We should be willing to suffer

IF we really want to be Christ-like as we ought to be, then we should be willing to suffer for God and for everybody else. This is what Christ did. He was willing to obey the will of his Father that involved the offering of his life for the sins of men.

Imagine what Christ had to go through to save us! Being the Son of God, the second person of the Blessed Trinity, he became man, he preached what is right and wrong, true and false in our beliefs and practices, performed miracles. But since we still cannot correspond properly or stably to all this goodness of God, he had to offer his life to forgive our sins.

We have to learn to follow this example of Christ who, as he himself said, is “the way, the truth and the life” for us. He went all the way to recover the lost ones, unafraid of all the sacrifices involved, living out the lessons he taught in those parables of the lost coin, the lost sheep and the prodigal son.

I wonder if we have this attitude of Christ. Unfortunately, what is more commonly observed is that many of us tend to be self-righteous, quick to find fault and to judge others. Many of us cannot stand being contradicted, insulted, mocked, offended. In other words, we are not willing to suffer the way Christ suffered for the mistakes and sins of men.

Many of us cannot even stand a view or position that is different or contrary to ours. It would seem that many of us are claiming that we have all the correct things, that what we have and hold cannot be improved, enriched or even modified and, much less, corrected.
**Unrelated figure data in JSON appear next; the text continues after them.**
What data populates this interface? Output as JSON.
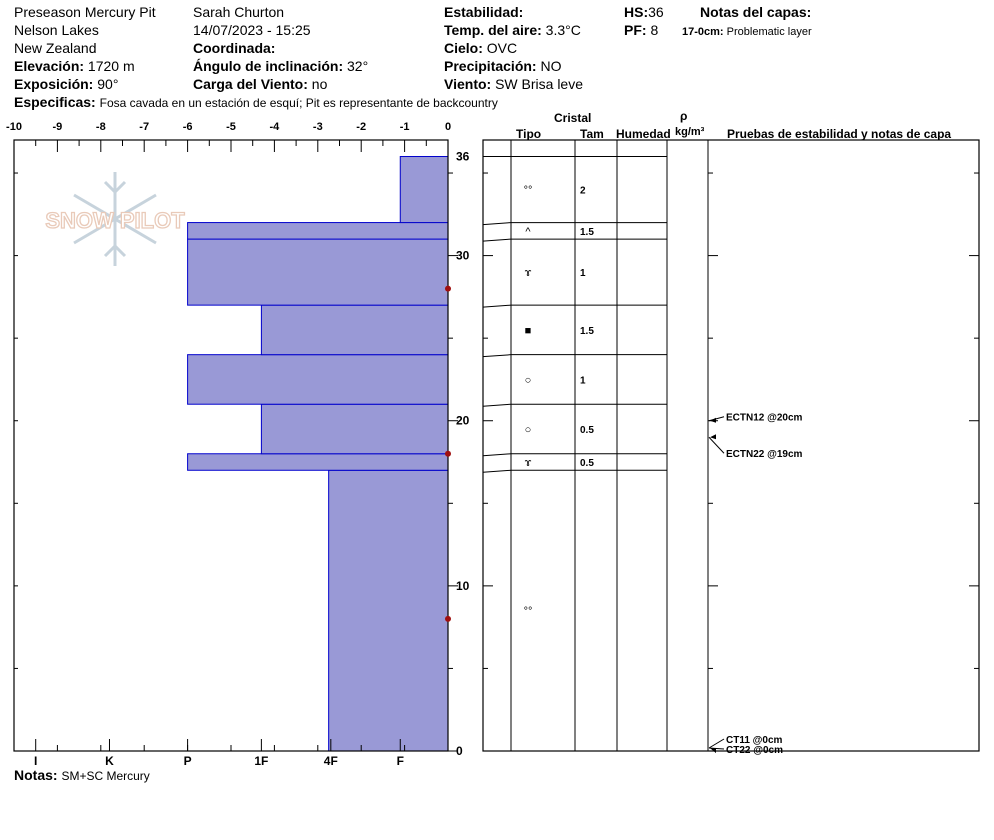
{
  "header": {
    "pit_name": "Preseason Mercury Pit",
    "observer": "Sarah Churton",
    "datetime": "14/07/2023 - 15:25",
    "region": "Nelson Lakes",
    "country": "New Zealand",
    "coord_label": "Coordinada:",
    "elev_label": "Elevación:",
    "elev_value": "1720 m",
    "slope_label": "Ángulo de inclinación:",
    "slope_value": "32°",
    "aspect_label": "Exposición:",
    "aspect_value": "90°",
    "wind_load_label": "Carga del Viento:",
    "wind_load_value": "no",
    "stability_label": "Estabilidad:",
    "air_temp_label": "Temp. del aire:",
    "air_temp_value": "3.3°C",
    "sky_label": "Cielo:",
    "sky_value": "OVC",
    "precip_label": "Precipitación:",
    "precip_value": "NO",
    "wind_label": "Viento:",
    "wind_value": "SW  Brisa leve",
    "hs_label": "HS:",
    "hs_value": "36",
    "pf_label": "PF:",
    "pf_value": "8",
    "layer_notes_label": "Notas del capas:",
    "layer_note_range": "17-0cm:",
    "layer_note_text": "Problematic layer",
    "specifics_label": "Especificas:",
    "specifics_text": "Fosa cavada en un estación de esquí; Pit es representante de backcountry",
    "notes_label": "Notas:",
    "notes_text": "SM+SC Mercury"
  },
  "logo": {
    "text": "SNOW PILOT"
  },
  "colors": {
    "hardness_fill": "#9999d6",
    "hardness_stroke": "#0000cc",
    "marker": "#a01010"
  },
  "chart_data": {
    "type": "bar",
    "orientation": "horizontal",
    "description_x": "Ram hardness index (top axis) / hand hardness (bottom axis)",
    "top_ticks": [
      "-10",
      "-9",
      "-8",
      "-7",
      "-6",
      "-5",
      "-4",
      "-3",
      "-2",
      "-1",
      "0"
    ],
    "top_tick_values": [
      -10,
      -9,
      -8,
      -7,
      -6,
      -5,
      -4,
      -3,
      -2,
      -1,
      0
    ],
    "bottom_ticks": [
      "I",
      "K",
      "P",
      "1F",
      "4F",
      "F"
    ],
    "bottom_tick_values": [
      -9.5,
      -7.8,
      -6,
      -4.3,
      -2.7,
      -1.1
    ],
    "xlim": [
      -10,
      0
    ],
    "ylim": [
      0,
      37
    ],
    "y_ticks": [
      "0",
      "10",
      "20",
      "30",
      "36"
    ],
    "y_tick_values": [
      0,
      10,
      20,
      30,
      36
    ],
    "hardness_layers": [
      {
        "bottom": 0,
        "top": 17,
        "hardness": -2.75
      },
      {
        "bottom": 17,
        "top": 18,
        "hardness": -6
      },
      {
        "bottom": 18,
        "top": 21,
        "hardness": -4.3
      },
      {
        "bottom": 21,
        "top": 24,
        "hardness": -6
      },
      {
        "bottom": 24,
        "top": 27,
        "hardness": -4.3
      },
      {
        "bottom": 27,
        "top": 31,
        "hardness": -6
      },
      {
        "bottom": 31,
        "top": 32,
        "hardness": -6
      },
      {
        "bottom": 32,
        "top": 36,
        "hardness": -1.1
      }
    ],
    "temperature_points": [
      {
        "depth": 8
      },
      {
        "depth": 18
      },
      {
        "depth": 28
      }
    ]
  },
  "table": {
    "crystal_label": "Cristal",
    "type_label": "Tipo",
    "size_label": "Tam",
    "moisture_label": "Humedad",
    "density_label": "ρ",
    "density_unit": "kg/m³",
    "tests_label": "Pruebas de estabilidad y notas de capa",
    "layers": [
      {
        "bottom": 32,
        "top": 36,
        "symbol": "rounds",
        "glyph": "°°",
        "size": "2"
      },
      {
        "bottom": 31,
        "top": 32,
        "symbol": "depth-hoar",
        "glyph": "^",
        "size": "1.5"
      },
      {
        "bottom": 27,
        "top": 31,
        "symbol": "mixed-forms",
        "glyph": "ɤ",
        "size": "1"
      },
      {
        "bottom": 24,
        "top": 27,
        "symbol": "faceted",
        "glyph": "■",
        "size": "1.5"
      },
      {
        "bottom": 21,
        "top": 24,
        "symbol": "melt-form",
        "glyph": "○",
        "size": "1"
      },
      {
        "bottom": 18,
        "top": 21,
        "symbol": "melt-form",
        "glyph": "○",
        "size": "0.5"
      },
      {
        "bottom": 17,
        "top": 18,
        "symbol": "mixed-forms",
        "glyph": "ɤ",
        "size": "0.5"
      },
      {
        "bottom": 0,
        "top": 17,
        "symbol": "rounds",
        "glyph": "°°",
        "size": ""
      }
    ],
    "tests": [
      {
        "depth": 20,
        "label": "ECTN12 @20cm"
      },
      {
        "depth": 19,
        "label": "ECTN22 @19cm"
      },
      {
        "depth": 0,
        "label": "CT11 @0cm"
      },
      {
        "depth": 0,
        "label": "CT22 @0cm"
      }
    ]
  }
}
This is really the height of self-righteousness when intolerance, inflexibility and rigidity are the rule of the day.

This is not what Christ has taught us and has shown us with his life and teaching. Christ bore all the sins of men, assuming them as if they were his own and dying to them with his own death, but conquering them with his resurrection.
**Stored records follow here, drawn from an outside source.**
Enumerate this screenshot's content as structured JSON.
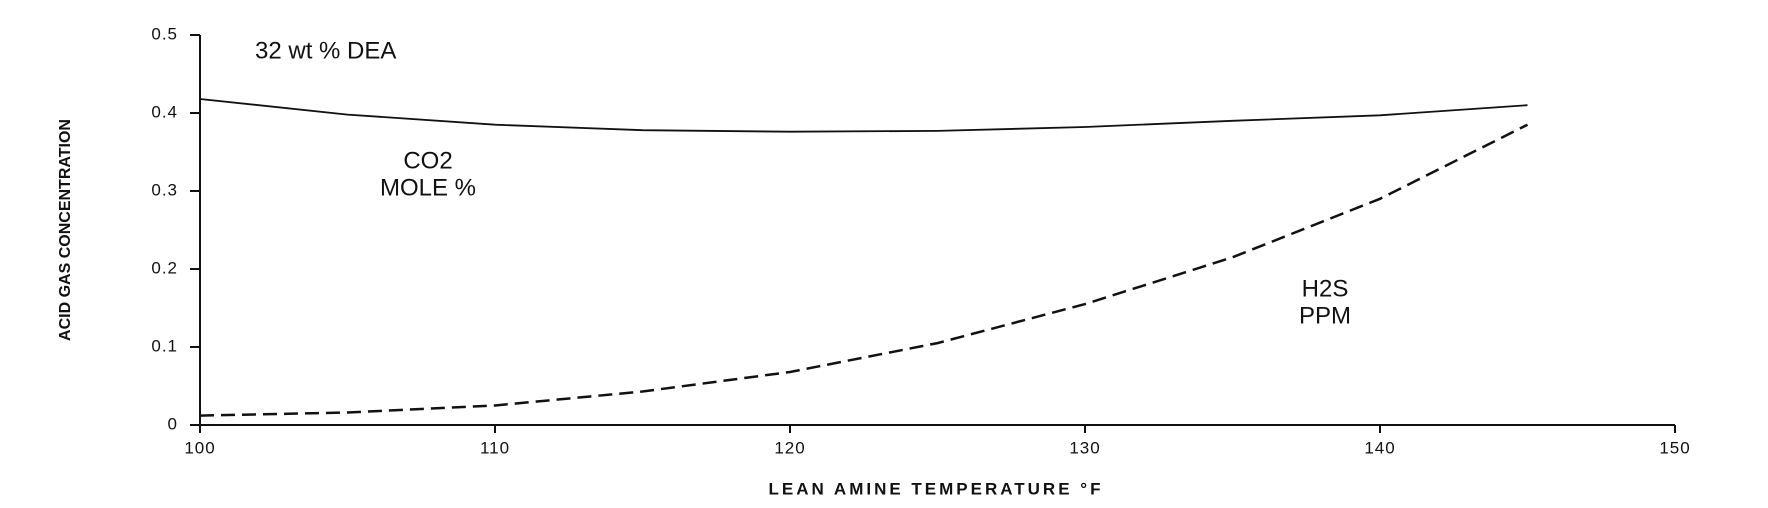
{
  "chart_data": {
    "type": "line",
    "x_label": "LEAN AMINE TEMPERATURE °F",
    "y_label": "ACID GAS CONCENTRATION",
    "annotations": [
      "32 wt % DEA"
    ],
    "x": [
      100,
      105,
      110,
      115,
      120,
      125,
      130,
      135,
      140,
      145
    ],
    "series": [
      {
        "label_lines": [
          "CO2",
          "MOLE %"
        ],
        "color": "#111111",
        "dash": "solid",
        "values": [
          0.418,
          0.398,
          0.385,
          0.378,
          0.376,
          0.377,
          0.382,
          0.39,
          0.397,
          0.41
        ]
      },
      {
        "label_lines": [
          "H2S",
          "PPM"
        ],
        "color": "#111111",
        "dash": "dashed",
        "values": [
          0.012,
          0.016,
          0.025,
          0.043,
          0.068,
          0.105,
          0.155,
          0.215,
          0.29,
          0.385
        ]
      }
    ],
    "xlim": [
      100,
      150
    ],
    "xticks": [
      100,
      110,
      120,
      130,
      140,
      150
    ],
    "ylim": [
      0,
      0.5
    ],
    "yticks": [
      0,
      0.1,
      0.2,
      0.3,
      0.4,
      0.5
    ],
    "grid": false
  }
}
Though he was harsh with the leading Jews of that time, the scribes and the Pharisees who were supposed to know better, he in the end offered forgiveness to everyone, including those who crucified him, because as he said, “they do not know what they are doing.”

He was in fact very harsh with St. Peter himself who tried to stop him from going to Jerusalem to consummate his redemptive mission on earth. “Get behind me, Satan,” he told Peter in no unclear terms. “You are a stumbling block to me. For you do not have in mind the things of God, but the things of men.” (Mt 16,23)
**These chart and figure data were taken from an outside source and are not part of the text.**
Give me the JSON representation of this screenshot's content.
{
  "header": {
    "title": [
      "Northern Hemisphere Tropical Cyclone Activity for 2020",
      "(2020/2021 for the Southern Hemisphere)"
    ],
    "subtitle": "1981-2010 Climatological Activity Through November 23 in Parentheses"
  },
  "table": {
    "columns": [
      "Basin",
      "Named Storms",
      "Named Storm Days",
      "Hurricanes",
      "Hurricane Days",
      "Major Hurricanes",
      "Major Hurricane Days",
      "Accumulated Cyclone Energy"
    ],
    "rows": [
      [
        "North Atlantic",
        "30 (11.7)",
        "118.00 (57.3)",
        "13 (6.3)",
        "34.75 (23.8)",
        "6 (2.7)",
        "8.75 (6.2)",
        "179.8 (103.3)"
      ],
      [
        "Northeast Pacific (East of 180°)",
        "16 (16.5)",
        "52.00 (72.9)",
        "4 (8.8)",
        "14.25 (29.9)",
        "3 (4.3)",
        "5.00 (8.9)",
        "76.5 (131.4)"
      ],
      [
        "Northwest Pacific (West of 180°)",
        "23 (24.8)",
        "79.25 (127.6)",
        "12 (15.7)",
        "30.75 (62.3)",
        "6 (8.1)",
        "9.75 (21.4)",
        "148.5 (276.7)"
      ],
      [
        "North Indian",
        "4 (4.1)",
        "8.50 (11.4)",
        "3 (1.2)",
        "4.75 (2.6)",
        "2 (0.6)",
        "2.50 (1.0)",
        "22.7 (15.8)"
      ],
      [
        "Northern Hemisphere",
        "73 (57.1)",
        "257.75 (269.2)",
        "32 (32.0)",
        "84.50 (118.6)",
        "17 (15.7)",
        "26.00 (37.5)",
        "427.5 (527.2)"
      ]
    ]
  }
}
We just have to learn how to be patient and tolerant, open-minded, slow to judge, with a good grip on our emotions and passions, and ready to understand, to disregard irritating details and to forgive and ask forgiveness, as well adept in the art of congenial dialogue, avoiding being abrupt and abrasive. We have to learn to bear the burdens of the others, no matter how undeserving we feel they are.

Obviously, what should drive all these qualities is our growing and deepening love for God whose love for us precisely goes all the way in spite of our lack of correspondence and even our open hostility to him.

Absent this love, we cannot really go far in our effort to understand one another and achieve a measure of unity and harmony among ourselves. Sooner or later, we will end up squabbling that can degenerate into bitter conflicts and almost irreconcilable divisions among ourselves.

If we really have to reach out to those who are lost, we should be willing to suffer for them and with them, and not just insist on what is right and wrong. This way, we follow Christ.